Otros parches en desarrollo

Fuera del agua, son numerosos los proyectos que persiguen crear una segunda piel que se convierta en una unión entre el ser humano y la tecnología. Algunos guantes blandos como el propuesto recientemente por la Universidad de la Ciudad de Hong Kong se adaptaba la piel como una membrana delgada y flexible que sirve como guante táctil cuando se está en entornos de realidad virtual y aumentada. Con él se sienten los objetos que el ojo ve en la imagen.

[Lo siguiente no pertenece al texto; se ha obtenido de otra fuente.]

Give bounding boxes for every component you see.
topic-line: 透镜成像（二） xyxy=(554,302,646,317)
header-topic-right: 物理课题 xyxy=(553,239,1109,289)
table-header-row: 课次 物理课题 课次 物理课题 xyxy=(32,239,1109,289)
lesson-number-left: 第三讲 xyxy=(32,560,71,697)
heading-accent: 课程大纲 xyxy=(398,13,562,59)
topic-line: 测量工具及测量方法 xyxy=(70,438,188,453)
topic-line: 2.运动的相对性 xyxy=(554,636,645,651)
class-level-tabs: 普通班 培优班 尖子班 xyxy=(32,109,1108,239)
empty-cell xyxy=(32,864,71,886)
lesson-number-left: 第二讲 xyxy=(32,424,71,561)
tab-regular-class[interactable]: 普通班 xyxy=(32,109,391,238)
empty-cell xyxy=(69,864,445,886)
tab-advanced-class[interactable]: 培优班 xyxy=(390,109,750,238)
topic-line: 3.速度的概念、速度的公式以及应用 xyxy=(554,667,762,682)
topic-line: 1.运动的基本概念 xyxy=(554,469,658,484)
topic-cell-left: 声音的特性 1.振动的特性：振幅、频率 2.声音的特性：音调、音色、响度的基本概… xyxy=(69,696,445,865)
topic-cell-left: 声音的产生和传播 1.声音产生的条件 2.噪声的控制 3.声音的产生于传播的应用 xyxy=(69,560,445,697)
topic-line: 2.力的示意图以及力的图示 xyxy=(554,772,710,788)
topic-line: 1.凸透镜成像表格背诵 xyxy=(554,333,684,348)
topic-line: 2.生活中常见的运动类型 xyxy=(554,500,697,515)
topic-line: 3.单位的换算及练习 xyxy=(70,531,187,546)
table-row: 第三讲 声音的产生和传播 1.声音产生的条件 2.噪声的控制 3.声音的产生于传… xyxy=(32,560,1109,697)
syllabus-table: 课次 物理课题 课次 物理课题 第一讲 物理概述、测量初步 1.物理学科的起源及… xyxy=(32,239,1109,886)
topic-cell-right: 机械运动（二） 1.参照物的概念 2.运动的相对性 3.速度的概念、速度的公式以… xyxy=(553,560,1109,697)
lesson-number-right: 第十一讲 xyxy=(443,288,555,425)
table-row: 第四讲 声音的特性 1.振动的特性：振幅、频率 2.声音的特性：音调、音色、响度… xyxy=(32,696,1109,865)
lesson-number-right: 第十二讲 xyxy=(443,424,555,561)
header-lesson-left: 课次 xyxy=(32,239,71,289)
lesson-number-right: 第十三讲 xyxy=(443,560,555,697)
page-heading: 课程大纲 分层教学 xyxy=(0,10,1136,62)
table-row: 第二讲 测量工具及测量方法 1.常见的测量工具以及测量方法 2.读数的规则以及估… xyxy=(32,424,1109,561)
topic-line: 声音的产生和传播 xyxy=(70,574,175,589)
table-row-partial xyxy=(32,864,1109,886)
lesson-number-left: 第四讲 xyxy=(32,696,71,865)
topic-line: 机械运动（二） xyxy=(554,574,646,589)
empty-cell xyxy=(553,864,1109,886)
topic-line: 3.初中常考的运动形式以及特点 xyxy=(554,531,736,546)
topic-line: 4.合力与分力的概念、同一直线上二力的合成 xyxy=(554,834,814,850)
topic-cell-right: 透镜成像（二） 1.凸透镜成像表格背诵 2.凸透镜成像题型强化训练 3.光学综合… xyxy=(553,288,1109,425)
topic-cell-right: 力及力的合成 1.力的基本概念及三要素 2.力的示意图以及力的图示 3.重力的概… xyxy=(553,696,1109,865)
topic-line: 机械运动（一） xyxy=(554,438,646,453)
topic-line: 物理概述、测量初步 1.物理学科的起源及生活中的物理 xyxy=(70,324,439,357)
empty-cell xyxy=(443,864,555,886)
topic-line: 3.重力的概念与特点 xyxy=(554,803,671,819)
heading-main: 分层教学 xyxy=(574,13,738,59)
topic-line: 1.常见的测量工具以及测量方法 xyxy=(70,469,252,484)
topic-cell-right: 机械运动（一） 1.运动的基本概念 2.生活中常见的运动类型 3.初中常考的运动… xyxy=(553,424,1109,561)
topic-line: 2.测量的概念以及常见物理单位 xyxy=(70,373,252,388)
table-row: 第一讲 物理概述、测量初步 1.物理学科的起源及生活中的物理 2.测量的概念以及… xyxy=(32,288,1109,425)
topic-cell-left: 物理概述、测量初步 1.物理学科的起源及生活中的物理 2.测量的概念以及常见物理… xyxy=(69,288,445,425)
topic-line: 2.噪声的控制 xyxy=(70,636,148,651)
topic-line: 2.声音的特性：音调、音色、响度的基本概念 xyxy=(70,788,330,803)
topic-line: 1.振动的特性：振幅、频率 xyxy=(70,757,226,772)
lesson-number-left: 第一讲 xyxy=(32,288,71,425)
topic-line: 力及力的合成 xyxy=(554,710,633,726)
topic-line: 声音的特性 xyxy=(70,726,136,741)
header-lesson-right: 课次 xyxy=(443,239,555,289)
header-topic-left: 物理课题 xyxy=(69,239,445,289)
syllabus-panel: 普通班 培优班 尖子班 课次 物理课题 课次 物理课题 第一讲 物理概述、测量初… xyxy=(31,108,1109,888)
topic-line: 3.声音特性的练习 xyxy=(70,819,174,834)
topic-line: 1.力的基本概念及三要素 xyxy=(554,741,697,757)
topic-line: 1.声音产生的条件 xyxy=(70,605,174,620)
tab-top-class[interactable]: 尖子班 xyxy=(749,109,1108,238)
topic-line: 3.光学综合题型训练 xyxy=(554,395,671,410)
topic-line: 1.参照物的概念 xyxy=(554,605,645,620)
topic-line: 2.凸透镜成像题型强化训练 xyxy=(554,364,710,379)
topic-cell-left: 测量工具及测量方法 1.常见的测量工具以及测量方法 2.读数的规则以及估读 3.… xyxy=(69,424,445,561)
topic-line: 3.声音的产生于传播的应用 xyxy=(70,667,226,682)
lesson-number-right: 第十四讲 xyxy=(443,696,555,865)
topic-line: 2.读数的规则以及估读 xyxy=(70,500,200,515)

Prototipo de piel electrónica


Prototipo de piel electrónica

NTU Singapur

Omicrono

Con otro objetivo, pero aspecto similar, la Universidad Tecnológica de Nanyang, Singapur (NTU Singapur) quiere que los pacientes se hagan con el control telepático de sus prótesis u otros equipos sin la necesidad de recurrir a peligrosas operaciones para recibir un implante en el cerebro, lo contrario a lo que propone Neuralink, empresa de Elon Musk. Esta pegatina compuesta de sensores es una especie de mando a distancia con el que controlar, por ejemplo, un brazo robótico. 

Son casos aún en fases muy tempranas de su desarrollo y posiblemente no lleguen como producto al mercado, pero esta muestra da una imagen más clara del esfuerzo en investigación que hay actualmente para que la tecnología deje sus formas rígidas y se funda con una naturaleza que históricamente siempre ha sido blanda y flexible.